LA RIFLESSIONE / QUEL COMUNE SENSO DEL DECORO CHE ABBIAMO SMARRITO

| 8 Febbraio 2026 | 0 Comments

di Emanuela Boccassini ____________

Ultimamente, dovunque mi giri nel mondo internettiano, sono stata assalita dalla polemica su alcune cantanti che attirano più per il loro look – spesso quasi senza veli – che per le loro doti canore. Questo accanimento mi ha fatto riflettere a lungo e mi è venuta in mente una parola in particolare: decoro.

Oggi sembra una sconosciuta, come se si fosse persa nei meandri dei termini obsoleti o fosse diventata sinonimo di censura o moralismo. Così, forse un po’ troppo in fretta, l’abbiamo eliminata dal vocabolario quotidiano. In realtà il decoro non è un divieto, è una forma di intelligenza del contesto. Non è “copriti”. È “scegli in base al luogo, al momento, al senso delle cose”.

Il problema non è il corpo.
Il problema è quando il corpo diventa strumento di visibilità obbligatoria, quando il mostrare sostituisce il significare. Se tutto è esposto, niente è prezioso. Il mistero non è essere bigotti, ma profondità. Il vedo-non-vedo non è repressione, è, a mio avviso, eleganza.

Qui entra in gioco un’altra parola che abbiamo perso per strada: limite.
Il limite non è una gabbia, è una cornice. Senza cornice, un quadro, per esempio, non si vede.
Senza limite, la libertà diventa confusione. E la confusione, a lungo andare, stanca.

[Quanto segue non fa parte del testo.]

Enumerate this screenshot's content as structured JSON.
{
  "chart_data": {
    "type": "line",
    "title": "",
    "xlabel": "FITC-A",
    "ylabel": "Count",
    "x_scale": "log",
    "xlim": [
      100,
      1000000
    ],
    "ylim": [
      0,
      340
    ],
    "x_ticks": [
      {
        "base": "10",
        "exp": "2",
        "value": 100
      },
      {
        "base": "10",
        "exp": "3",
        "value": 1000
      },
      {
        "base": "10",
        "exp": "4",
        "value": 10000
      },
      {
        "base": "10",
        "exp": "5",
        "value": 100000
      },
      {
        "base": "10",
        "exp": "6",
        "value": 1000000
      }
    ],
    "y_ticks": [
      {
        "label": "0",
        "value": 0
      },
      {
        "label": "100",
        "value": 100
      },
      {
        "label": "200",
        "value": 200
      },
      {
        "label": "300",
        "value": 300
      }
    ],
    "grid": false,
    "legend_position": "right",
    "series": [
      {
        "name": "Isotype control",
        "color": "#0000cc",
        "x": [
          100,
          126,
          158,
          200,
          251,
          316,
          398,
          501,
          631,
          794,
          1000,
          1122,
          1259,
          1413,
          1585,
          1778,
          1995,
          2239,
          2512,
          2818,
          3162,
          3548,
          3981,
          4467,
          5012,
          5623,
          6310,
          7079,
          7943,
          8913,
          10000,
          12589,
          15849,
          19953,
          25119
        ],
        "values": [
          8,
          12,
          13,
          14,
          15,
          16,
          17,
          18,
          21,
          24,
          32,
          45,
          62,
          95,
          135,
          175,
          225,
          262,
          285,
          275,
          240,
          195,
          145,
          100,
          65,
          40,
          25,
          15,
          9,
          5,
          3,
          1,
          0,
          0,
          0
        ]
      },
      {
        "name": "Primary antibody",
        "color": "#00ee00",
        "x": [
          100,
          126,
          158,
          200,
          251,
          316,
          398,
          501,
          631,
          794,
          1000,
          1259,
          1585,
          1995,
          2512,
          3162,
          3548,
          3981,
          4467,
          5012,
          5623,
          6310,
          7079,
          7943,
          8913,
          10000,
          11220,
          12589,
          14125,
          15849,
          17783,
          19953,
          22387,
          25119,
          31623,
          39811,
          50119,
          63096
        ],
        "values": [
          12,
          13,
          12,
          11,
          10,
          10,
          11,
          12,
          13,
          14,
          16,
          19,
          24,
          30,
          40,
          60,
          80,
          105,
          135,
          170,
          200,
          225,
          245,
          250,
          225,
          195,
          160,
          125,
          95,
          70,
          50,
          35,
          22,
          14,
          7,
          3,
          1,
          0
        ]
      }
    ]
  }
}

Molto di quello che oggi passa per anticonformismo è in realtà iper-conformismo: tutti diversi nello stesso modo, tutti rincorrono al medesimo tipo di attenzione. Perché è l’attenzione a cui tutti anelano, nel bene o nel male. Del resto Oscar Wilde diceva “non importa se bene o male, l’importante è che se ne parli!”
È ribellione in serie. Trasgressione di massa.

E allora la domanda che rimbalza sui social – ma come siamo finiti così? – non è nostalgia improduttiva. È una richiesta di senso. Dove abbiamo sbagliato? Forse quando abbiamo smesso di insegnare che la libertà è scegliere, non fare tutto ciò che ci passa per la testa; che il successo ha valore solo se non calpesta la dignità; che l’immagine senza contenuto è rumore fastidioso.

La famiglia, il rispetto, la misura non sono vecchi valori, sono valori che invecchiano bene e che dovrebbero essere sempre presenti.

Non si tratta di tornare indietro. Si tratta di andare avanti con criterio.
Moderni sì. Ma non vuoti. Liberi sì. Ma non allo sbando.

Non stiamo andando alla deriva perché il mondo cambia.
Stiamo andando alla deriva quando smettiamo di chiederci quale direzione stiamo prendendo. Tenere vivi il limite, il decoro, il rispetto e il valore non è essere contro il presente. È voler costruire un futuro che non faccia vergognare il passato.